7 Jun 2018 | Been Kim Martin Wattenberg Justin Gilmer Carrie Cai James Wexler Fernanda Viegas Rory Sayres
This paper introduces Concept Activation Vectors (CAVs) and Testing with CAVs (TCAV) as a method for interpreting deep learning models. CAVs are vectors that represent high-level concepts in terms of neural network activations, enabling the quantification of how important a concept is to a model's prediction. TCAV uses directional derivatives to measure the sensitivity of a model's prediction to a concept, providing a quantitative measure of conceptual sensitivity. The method is designed to be accessible, customizable, and plug-in ready, allowing users to define their own concepts and interpret model behavior without retraining the model.
The paper demonstrates the effectiveness of TCAV through experiments on image classification and a medical application. It shows that TCAV can reveal biases in widely-used neural networks and provide insights into how models make decisions. For example, TCAV confirms that models are sensitive to gender and race, even when these are not explicitly trained on. It also helps identify important diagnostic concepts for diabetic retinopathy, aiding medical experts in interpreting model predictions.
TCAV is validated through statistical significance testing, ensuring that the results are meaningful and not due to random chance. The method is also tested against adversarial examples, showing that TCAV can differentiate between regular and adversarial inputs. Additionally, TCAV is compared to saliency maps, which are commonly used for model interpretation, and found to be more effective in communicating the importance of concepts to humans.
The paper concludes that TCAV provides a powerful tool for interpreting deep learning models, enabling users to understand how models make decisions in terms of human-friendly concepts. Future work includes applying TCAV to other types of data and exploring its potential in areas beyond interpretability, such as identifying adversarial examples.This paper introduces Concept Activation Vectors (CAVs) and Testing with CAVs (TCAV) as a method for interpreting deep learning models. CAVs are vectors that represent high-level concepts in terms of neural network activations, enabling the quantification of how important a concept is to a model's prediction. TCAV uses directional derivatives to measure the sensitivity of a model's prediction to a concept, providing a quantitative measure of conceptual sensitivity. The method is designed to be accessible, customizable, and plug-in ready, allowing users to define their own concepts and interpret model behavior without retraining the model.
The paper demonstrates the effectiveness of TCAV through experiments on image classification and a medical application.
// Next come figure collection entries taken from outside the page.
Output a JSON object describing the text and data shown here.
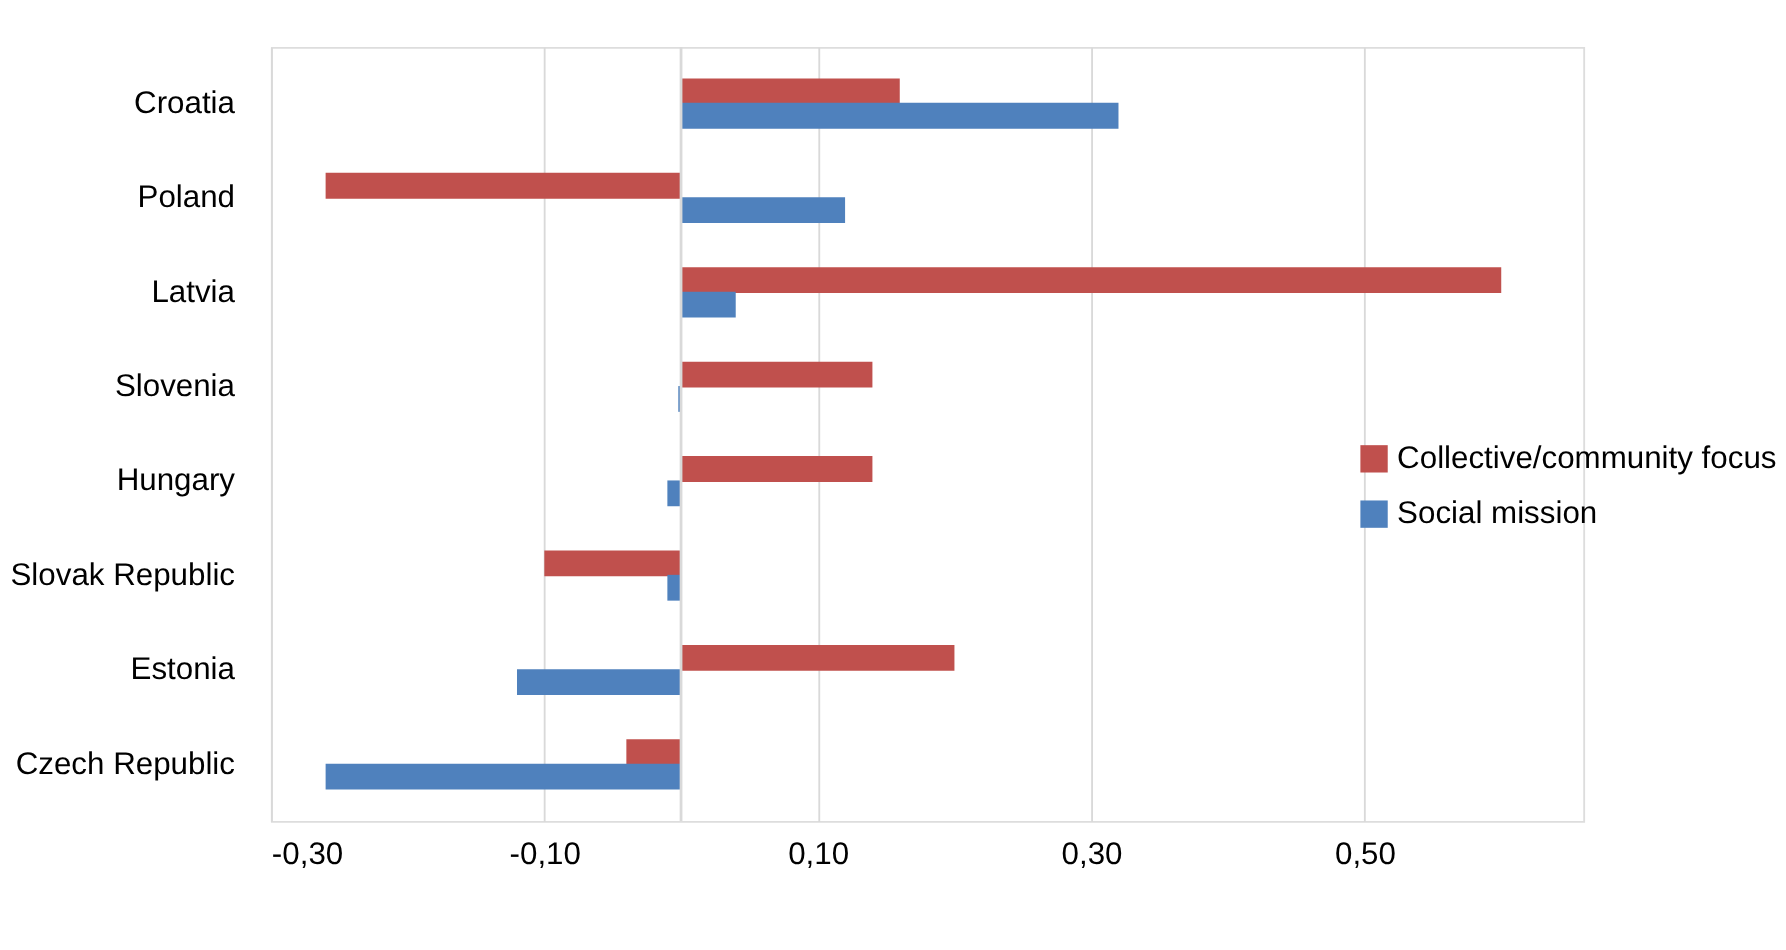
{
  "chart_data": {
    "type": "bar",
    "orientation": "horizontal",
    "categories": [
      "Croatia",
      "Poland",
      "Latvia",
      "Slovenia",
      "Hungary",
      "Slovak Republic",
      "Estonia",
      "Czech Republic"
    ],
    "series": [
      {
        "name": "Collective/community focus",
        "color": "#c0504d",
        "values": [
          0.16,
          -0.26,
          0.6,
          0.14,
          0.14,
          -0.1,
          0.2,
          -0.04
        ]
      },
      {
        "name": "Social mission",
        "color": "#4f81bd",
        "values": [
          0.32,
          0.12,
          0.04,
          -0.002,
          -0.01,
          -0.01,
          -0.12,
          -0.26
        ]
      }
    ],
    "xlim": [
      -0.3,
      0.66
    ],
    "xticks": [
      {
        "value": -0.3,
        "label": "-0,30"
      },
      {
        "value": -0.1,
        "label": "-0,10"
      },
      {
        "value": 0.1,
        "label": "0,10"
      },
      {
        "value": 0.3,
        "label": "0,30"
      },
      {
        "value": 0.5,
        "label": "0,50"
      }
    ],
    "ref_lines": [
      {
        "axis": "x",
        "value": 0,
        "color": "#d9d9d9"
      }
    ],
    "grid": "x",
    "legend": "right"
  }
}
It shows that TCAV can reveal biases in widely-used neural networks and provide insights into how models make decisions. For example, TCAV confirms that models are sensitive to gender and race, even when these are not explicitly trained on. It also helps identify important diagnostic concepts for diabetic retinopathy, aiding medical experts in interpreting model predictions.
TCAV is validated through statistical significance testing, ensuring that the results are meaningful and not due to random chance. The method is also tested against adversarial examples, showing that TCAV can differentiate between regular and adversarial inputs. Additionally, TCAV is compared to saliency maps, which are commonly used for model interpretation, and found to be more effective in communicating the importance of concepts to humans.
The paper concludes that TCAV provides a powerful tool for interpreting deep learning models, enabling users to understand how models make decisions in terms of human-friendly concepts. Future work includes applying TCAV to other types of data and exploring its potential in areas beyond interpretability, such as identifying adversarial examples.